There are three options available:
- Using WireGuard Transparent Encryption
- Using user-defined routes with an Azure Route Table to tell the Azure SDN stack where to forward packets from Kubernetes pods.
- Using an Azure Route Server/Azure Virtual WAN and configure Cilium to advertise the routes via BGP. The Azure Route Server/Azure Virtual WAN tells the Azure SDN stack where to forward packets from the Kubernetes pods.
Looking at the first option, you might wonder why WireGuard Transparent Encryption? WireGuard implements a WireGuard tunnel between each Kubernetes node in the cluster and thus creates an encrypted overlay on top of the Azure Virtual Network. Same as with the encapsulation mode, this encrypted overlay does not depend on the underlying network to function.
-> https://docs.cilium.io/en/stable/security/network/encryption-wireguard/
Thus, Cilium native routing just works out of the box. Nevertheless, it is still not 100% native routing as we still have encapsulation on the WireGuard tunnel.
“When running in tunnel routing mode, pod-to-pod traffic is encapsulated twice. It is first sent to the VXLAN / Geneve tunnel interface, and then subsequently also encapsulated by the WireGuard tunnel.”
In a follow-up blog post, we will dive deeper into Cilium native routing on Azure Kubernetes Service BYOCNI with WireGuard Transparent Encryption.
The second option really supports Cilium native routing by overriding the default system route for the pod CIDR range and telling the Azure SDN stack that it has to send traffic from the node’s assigned pod CIDR range to the Kubernetes node.

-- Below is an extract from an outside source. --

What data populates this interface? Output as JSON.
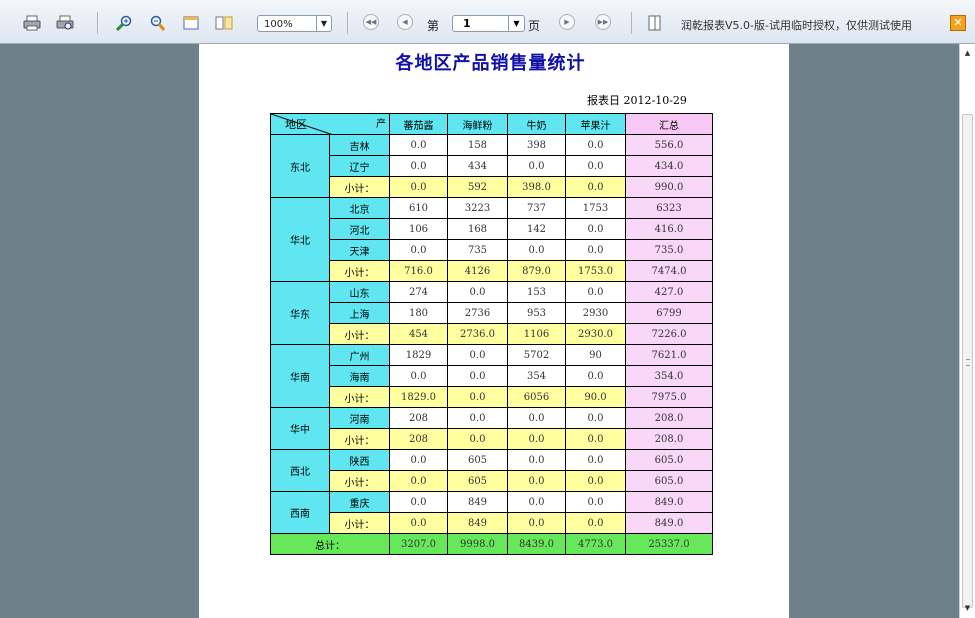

Unfortunately, there is no automation available for this. For my testing, I spun up a small Azure Kubernetes Cluster and adjusted the Azure Route Table manually. For production, if someone wants to go down this route, you need to implement automation for this to keep the Azure Route Table up to date. Furthermore, an Azure Route Table is also limited in the number of routes you can add. Hence, for large-scale clusters with over thousands of nodes, this does not scale.
Fortunately, there is a third option with Azure Route Server or Azure Virtual WAN leveraging Cilium’s BGP capabilities. The Azure Route Server has a limitation of having only a maximum of 8 BGP peers that can be configured. In a follow-up blog post, we will dive deeper into Cilium native routing on Azure Kubernetes Service BYOCNI with Azure Route Server and how to mitigate the BGP peer limitation. Also, this option requires automation, adding the BGP peers.
Summary
In the end, there are three options to enable Cilium native routing on Azure Kubernetes Service BYOCNI. One that still relies on encapsulation but enables secure network communication by encrypting the network traffic. A second one, Azure Route Tables, that programs the Azure SDN stack but does not scale in large cluster deployments, and then a third one leveraging BGP and Azure Route Server to program the Azure SDN stack.
Outlook
In the second part of the series, we have a look at Cilium native routing with WireGuard Transparent Encryption, and in the third part, at Cilium native routing with Azure Route Server and BGP.